CRBC News

AI-Powered Hybrid Model Simulates the Milky Way at 100‑Billion‑Star Resolution

Researchers led by Keiya Hirashima (RIKEN) built a Milky Way simulation that represents about 100 billion stars and can track individual stars by combining high-performance computing with an AI deep-learning surrogate. The surrogate was trained on high-resolution supernova runs to predict how ejected gas evolves up to ~100,000 years, removing a major computational bottleneck. The hybrid method produced a model with ~100× the star count and ran >100× faster than previous efforts, and was presented at SC '25. The technique could transform multi-scale modeling across fields from astrophysics to climate science.

AI-Powered Hybrid Model Simulates the Milky Way at 100‑Billion‑Star Resolution

Researchers have produced a breakthrough Milky Way simulation that models roughly 100 billion stars and can follow individual stellar trajectories. The advance combines traditional high-performance computing (HPC) with an AI deep-learning surrogate to remove a key computational bottleneck: the complex, small-scale physics of supernova ejecta.

Previous state-of-the-art galaxy simulations could model mass equivalent to about 1 billion suns, meaning each resolvable element still represented an average of ~100 stars. That limitation produced a coarse picture of galactic structure and evolution. The new hybrid approach—led by Keiya Hirashima at the RIKEN Center for Interdisciplinary Theoretical and Mathematical Sciences—lets researchers scale fidelity up by two orders of magnitude without a proportional increase in computational cost.

The team trained a deep-learning surrogate on high-resolution supernova simulations so the model could predict how gas and particulates ejected by exploding stars evolve over roughly 100,000 years.

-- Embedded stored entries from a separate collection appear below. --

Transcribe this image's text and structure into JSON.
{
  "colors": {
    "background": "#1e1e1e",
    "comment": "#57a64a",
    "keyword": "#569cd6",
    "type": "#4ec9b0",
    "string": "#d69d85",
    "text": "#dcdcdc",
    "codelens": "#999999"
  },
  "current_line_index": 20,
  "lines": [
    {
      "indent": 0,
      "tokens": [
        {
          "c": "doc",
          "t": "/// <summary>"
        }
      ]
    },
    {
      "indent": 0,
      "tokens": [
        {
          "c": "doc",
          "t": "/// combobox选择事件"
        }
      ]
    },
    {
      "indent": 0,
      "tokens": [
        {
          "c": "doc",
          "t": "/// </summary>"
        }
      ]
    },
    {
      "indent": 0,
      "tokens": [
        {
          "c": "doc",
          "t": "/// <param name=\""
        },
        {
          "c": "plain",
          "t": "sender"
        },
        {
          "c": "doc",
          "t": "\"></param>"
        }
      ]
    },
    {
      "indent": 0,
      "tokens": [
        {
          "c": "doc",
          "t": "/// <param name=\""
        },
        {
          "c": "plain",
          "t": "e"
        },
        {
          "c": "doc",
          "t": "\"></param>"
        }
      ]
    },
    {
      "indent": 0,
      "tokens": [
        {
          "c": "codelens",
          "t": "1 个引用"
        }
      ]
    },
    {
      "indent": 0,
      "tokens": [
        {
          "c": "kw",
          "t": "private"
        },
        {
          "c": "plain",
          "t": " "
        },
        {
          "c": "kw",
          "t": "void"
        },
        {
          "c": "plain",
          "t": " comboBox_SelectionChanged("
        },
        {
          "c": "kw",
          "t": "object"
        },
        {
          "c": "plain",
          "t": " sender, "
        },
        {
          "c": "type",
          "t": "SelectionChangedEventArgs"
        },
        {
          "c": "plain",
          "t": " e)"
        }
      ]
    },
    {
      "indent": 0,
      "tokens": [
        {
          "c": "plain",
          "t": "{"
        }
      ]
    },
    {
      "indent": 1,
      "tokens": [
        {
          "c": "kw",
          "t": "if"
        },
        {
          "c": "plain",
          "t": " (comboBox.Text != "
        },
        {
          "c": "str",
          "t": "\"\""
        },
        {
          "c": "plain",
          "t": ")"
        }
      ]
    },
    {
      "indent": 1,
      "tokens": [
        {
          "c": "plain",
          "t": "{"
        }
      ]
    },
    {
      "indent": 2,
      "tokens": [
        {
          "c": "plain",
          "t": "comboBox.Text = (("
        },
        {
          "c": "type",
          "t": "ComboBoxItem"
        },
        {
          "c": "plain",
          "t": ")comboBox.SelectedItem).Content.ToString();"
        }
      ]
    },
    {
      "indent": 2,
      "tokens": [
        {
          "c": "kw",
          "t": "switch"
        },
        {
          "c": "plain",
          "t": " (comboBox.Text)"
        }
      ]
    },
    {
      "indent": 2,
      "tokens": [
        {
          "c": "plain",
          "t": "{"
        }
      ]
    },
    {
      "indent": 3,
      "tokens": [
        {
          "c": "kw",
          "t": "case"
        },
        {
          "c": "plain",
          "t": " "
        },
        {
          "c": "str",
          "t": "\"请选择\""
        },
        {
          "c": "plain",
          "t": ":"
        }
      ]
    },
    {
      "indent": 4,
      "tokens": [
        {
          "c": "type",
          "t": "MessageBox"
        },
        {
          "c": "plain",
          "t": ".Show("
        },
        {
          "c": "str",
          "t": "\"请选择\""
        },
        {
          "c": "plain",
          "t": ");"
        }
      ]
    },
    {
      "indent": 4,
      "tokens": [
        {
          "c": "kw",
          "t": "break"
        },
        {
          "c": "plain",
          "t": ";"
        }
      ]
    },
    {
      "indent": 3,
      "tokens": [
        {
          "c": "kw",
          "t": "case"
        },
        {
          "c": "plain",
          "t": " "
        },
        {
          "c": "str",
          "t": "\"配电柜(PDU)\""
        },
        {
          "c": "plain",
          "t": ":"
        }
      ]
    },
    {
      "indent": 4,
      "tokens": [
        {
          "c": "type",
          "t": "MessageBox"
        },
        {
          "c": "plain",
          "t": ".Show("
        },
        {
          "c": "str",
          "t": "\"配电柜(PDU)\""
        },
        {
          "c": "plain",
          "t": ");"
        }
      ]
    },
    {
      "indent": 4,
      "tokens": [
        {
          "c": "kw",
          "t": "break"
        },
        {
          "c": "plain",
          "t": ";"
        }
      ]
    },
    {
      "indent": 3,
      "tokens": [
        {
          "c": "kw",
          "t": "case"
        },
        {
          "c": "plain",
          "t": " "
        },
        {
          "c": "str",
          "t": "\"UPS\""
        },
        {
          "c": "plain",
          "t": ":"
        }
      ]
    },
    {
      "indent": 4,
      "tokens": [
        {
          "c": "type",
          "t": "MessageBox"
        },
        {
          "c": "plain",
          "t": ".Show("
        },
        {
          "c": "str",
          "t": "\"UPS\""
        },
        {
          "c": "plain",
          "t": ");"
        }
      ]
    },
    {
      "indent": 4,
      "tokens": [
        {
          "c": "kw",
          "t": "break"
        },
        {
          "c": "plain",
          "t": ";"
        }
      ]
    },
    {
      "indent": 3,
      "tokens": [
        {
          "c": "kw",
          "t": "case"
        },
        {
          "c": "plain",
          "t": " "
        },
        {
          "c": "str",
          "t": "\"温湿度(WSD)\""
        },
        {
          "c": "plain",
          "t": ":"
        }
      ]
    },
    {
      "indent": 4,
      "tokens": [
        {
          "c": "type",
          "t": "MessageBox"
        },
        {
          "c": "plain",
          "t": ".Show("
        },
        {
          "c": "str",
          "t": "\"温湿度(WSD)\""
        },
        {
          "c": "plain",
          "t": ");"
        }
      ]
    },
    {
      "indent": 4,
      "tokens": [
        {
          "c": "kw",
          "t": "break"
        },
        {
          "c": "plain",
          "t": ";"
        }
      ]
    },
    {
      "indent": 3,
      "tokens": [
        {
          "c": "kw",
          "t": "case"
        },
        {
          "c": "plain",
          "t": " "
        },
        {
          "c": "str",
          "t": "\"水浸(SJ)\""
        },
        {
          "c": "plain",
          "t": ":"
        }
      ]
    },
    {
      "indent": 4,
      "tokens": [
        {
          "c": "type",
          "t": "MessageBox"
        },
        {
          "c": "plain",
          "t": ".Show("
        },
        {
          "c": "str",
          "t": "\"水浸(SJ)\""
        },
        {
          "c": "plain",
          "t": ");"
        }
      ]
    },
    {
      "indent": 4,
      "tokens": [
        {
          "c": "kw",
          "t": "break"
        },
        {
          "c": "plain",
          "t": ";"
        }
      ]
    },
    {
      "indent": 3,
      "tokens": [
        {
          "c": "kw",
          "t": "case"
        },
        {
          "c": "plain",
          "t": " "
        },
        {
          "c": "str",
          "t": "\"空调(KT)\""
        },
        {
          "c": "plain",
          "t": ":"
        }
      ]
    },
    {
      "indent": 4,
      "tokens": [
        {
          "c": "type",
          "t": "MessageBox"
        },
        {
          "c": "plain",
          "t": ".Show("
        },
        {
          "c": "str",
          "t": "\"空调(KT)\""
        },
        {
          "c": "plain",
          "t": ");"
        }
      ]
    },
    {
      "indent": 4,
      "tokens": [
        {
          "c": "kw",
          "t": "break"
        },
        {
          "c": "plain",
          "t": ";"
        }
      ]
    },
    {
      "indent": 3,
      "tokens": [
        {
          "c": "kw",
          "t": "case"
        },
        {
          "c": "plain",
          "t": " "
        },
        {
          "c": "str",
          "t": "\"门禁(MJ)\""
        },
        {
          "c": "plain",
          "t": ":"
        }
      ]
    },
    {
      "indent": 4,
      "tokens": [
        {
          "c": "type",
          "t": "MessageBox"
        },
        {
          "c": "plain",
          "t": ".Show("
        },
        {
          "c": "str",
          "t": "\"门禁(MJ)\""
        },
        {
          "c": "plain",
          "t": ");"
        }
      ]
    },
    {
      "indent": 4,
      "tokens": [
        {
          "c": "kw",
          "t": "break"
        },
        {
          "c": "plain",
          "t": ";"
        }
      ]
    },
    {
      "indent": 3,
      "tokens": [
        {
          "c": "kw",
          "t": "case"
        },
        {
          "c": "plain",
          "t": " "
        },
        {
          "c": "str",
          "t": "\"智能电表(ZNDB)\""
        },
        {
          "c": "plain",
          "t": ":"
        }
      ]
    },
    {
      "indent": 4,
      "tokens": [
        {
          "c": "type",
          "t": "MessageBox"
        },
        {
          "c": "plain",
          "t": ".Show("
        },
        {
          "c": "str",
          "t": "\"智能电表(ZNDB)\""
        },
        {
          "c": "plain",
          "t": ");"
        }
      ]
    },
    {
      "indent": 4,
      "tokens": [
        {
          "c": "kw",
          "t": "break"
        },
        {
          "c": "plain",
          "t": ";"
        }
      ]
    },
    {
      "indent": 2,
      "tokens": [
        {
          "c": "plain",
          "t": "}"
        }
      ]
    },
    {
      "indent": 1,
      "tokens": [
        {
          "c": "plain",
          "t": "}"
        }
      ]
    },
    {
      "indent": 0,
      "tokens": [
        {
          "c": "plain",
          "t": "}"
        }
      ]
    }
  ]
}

By offloading the fine-scale supernova physics to the surrogate, the main simulation could focus on large-scale gravitational and hydrodynamic interactions across the galaxy.

That combination produced a Milky Way model containing about 100 times more stars than prior best-in-class simulations while running more than 100 times faster. The work was presented at the SC '25 international supercomputing conference and represents a notable example of AI-integrated scientific computing.

Keiya Hirashima: “Integrating AI with high-performance computing marks a fundamental shift in how we tackle multi-scale, multi-physics problems across the computational sciences. AI-accelerated simulations can move beyond pattern recognition to become genuine tools for scientific discovery—helping us trace how the elements that formed life itself emerged within our galaxy.”

Beyond galactic modeling, the hybrid AI/HPC technique has potential applications across Earth sciences and engineering, including oceanography, meteorology and climate modeling—fields where multi-scale processes currently make high-fidelity simulation prohibitively expensive.

Notes: The simulation’s increased resolution and speed come from replacing some direct, computationally expensive physics calculations with a learned surrogate informed by high-resolution training data. This trade-off preserves large-scale accuracy while capturing essential small-scale effects with far lower cost.